Cryptocurrency mining occurs when a computer solves a number of math equations, and obtains some cryptocurrency in return. The more powerful the computer, the more calculations per second it can make, increasing the chances of making the right one, solving the equation, and earning bitcoin. What this means in practice is lots of extremely high-powered computers solving equations, and lots and lots of electricity used. Some ‘miners’ even connect whole warehouses full of computers to the network, in order to increase their chances of earning bitcoin. This obviously uses a lot of power: a study from the University of Cambridge in February revealed that bitcoin consumes more electricity than Argentina. This is still a fraction of what the internet uses in total, with data centres and data transmission centres, which power the internet totaling 2 per cent of global internet use in 2019. Of course, how big the emissions from cryptocurrency are is dependent on where in the world you live. Someone mining bitcoin in say, Northern China, will more than likely be using electricity from coal-powered plants. And with bitcoin mining emissions in China predicted to reach 130 million tonnes by 2024, that’s a serious issue, particularly given the fact China has committed to achieving net zero carbon emissions by 2060.

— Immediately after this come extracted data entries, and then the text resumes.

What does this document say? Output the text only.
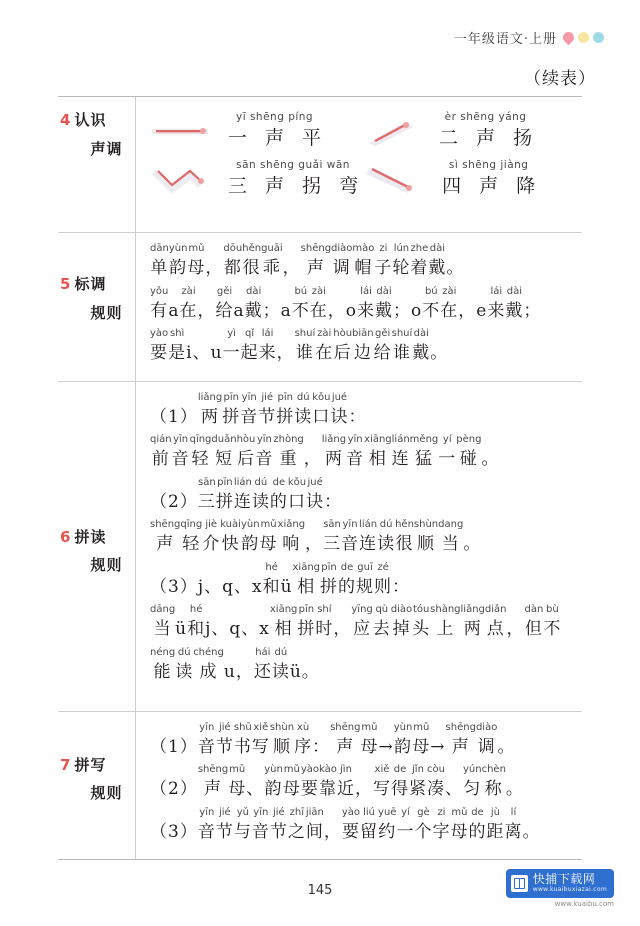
一年级语文·上册
（续表）
4 认识
声调
yī shēng píng
一 声 平
èr shēng yáng
二 声 扬
sān shēng guǎi wān
三 声 拐 弯
sì shēng jiàng
四 声 降
5 标调
规则
dān
单
yùn
韵
mǔ
母 ，
dōu
都
hěn
很
guāi
乖 ，
shēng
声
diào
调
mào
帽
zi
子
lún
轮
zhe
着
dài
戴 。
yǒu
有 a
zài
在 ，
gěi
给 a
dài
戴 ；a
bú
不
zài
在 ，o
lái
来
dài
戴 ；o
bú
不
zài
在 ，e
lái
来
dài
戴 ；
yào
要
shì
是 i、u
yì
一
qǐ
起
lái
来 ，
shuí
谁
zài
在
hòu
后
biān
边
gěi
给
shuí
谁
dài
戴 。
6 拼读
规则
（1）
liǎng
两
pīn
拼
yīn
音
jié
节
pīn
拼
dú
读
kǒu
口
jué
诀 ：
qián
前
yīn
音
qīng
轻
duǎn
短
hòu
后
yīn
音
zhòng
重 ，
liǎng
两
yīn
音
xiāng
相
lián
连
měng
猛
yí
一
pèng
碰 。
（2）
sān
三
pīn
拼
lián
连
dú
读
de
的
kǒu
口
jué
诀 ：
shēng
声
qīng
轻
jiè
介
kuài
快
yùn
韵
mǔ
母
xiǎng
响 ，
sān
三
yīn
音
lián
连
dú
读
hěn
很
shùn
顺
dang
当 。
（3）j、q、x
hé
和 ü
xiāng
相
pīn
拼
de
的
guī
规
zé
则 ：
dāng
当 ü
hé
和 j、q、x
xiāng
相
pīn
拼
shí
时 ，
yīng
应
qù
去
diào
掉
tóu
头
shàng
上
liǎng
两
diǎn
点 ，
dàn
但
bù
不
néng
能
dú
读
chéng
成 u ，
hái
还
dú
读 ü 。
7 拼写
规则
（1）
yīn
音
jié
节
shū
书
xiě
写
shùn
顺
xù
序 ：
shēng
声
mǔ
母 →
yùn
韵
mǔ
母 →
shēng
声
diào
调 。
（2）
shēng
声
mǔ
母 、
yùn
韵
mǔ
母
yào
要
kào
靠
jìn
近 ，
xiě
写
de
得
jǐn
紧
còu
凑 、
yún
匀
chèn
称 。
（3）
yīn
音
jié
节
yǔ
与
yīn
音
jié
节
zhī
之
jiān
间 ，
yào
要
liú
留
yuē
约
yí
一
gè
个
zi
字
mǔ
母
de
的
jù
距
lí
离 。
145
快捕下载网
www.kuaibuxiazai.com
www.kuaibu.com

Can anything be done to alleviate emissions right now?
Yes, there are ways that emissions from mining can be reduced. Take for example, Genesis Mining, an Icelandic company which enables crypto mining in the cloud and uses 100 per cent renewable energy to power its computers. Indeed, if everyone mining crypto was connected to an electricity grid that uses 100 per cent renewable energy, there wouldn’t be a problem. However, as we know, we are far from that scenario: 28 per cent of global electricity came from renewable sources in the first quarter of 2020, although that figure is expected to rise to 45 per cent by 2040.
What is likely to happen in the future?
Expect the blockchain to become “as ubiquitous as the internet,” according to Thioye. “The internet is central to data transfer, but the blockchain is central to value transfer,” he says. Unfortunately, the issues around cryptocurrency mining are likely to remain for some time too.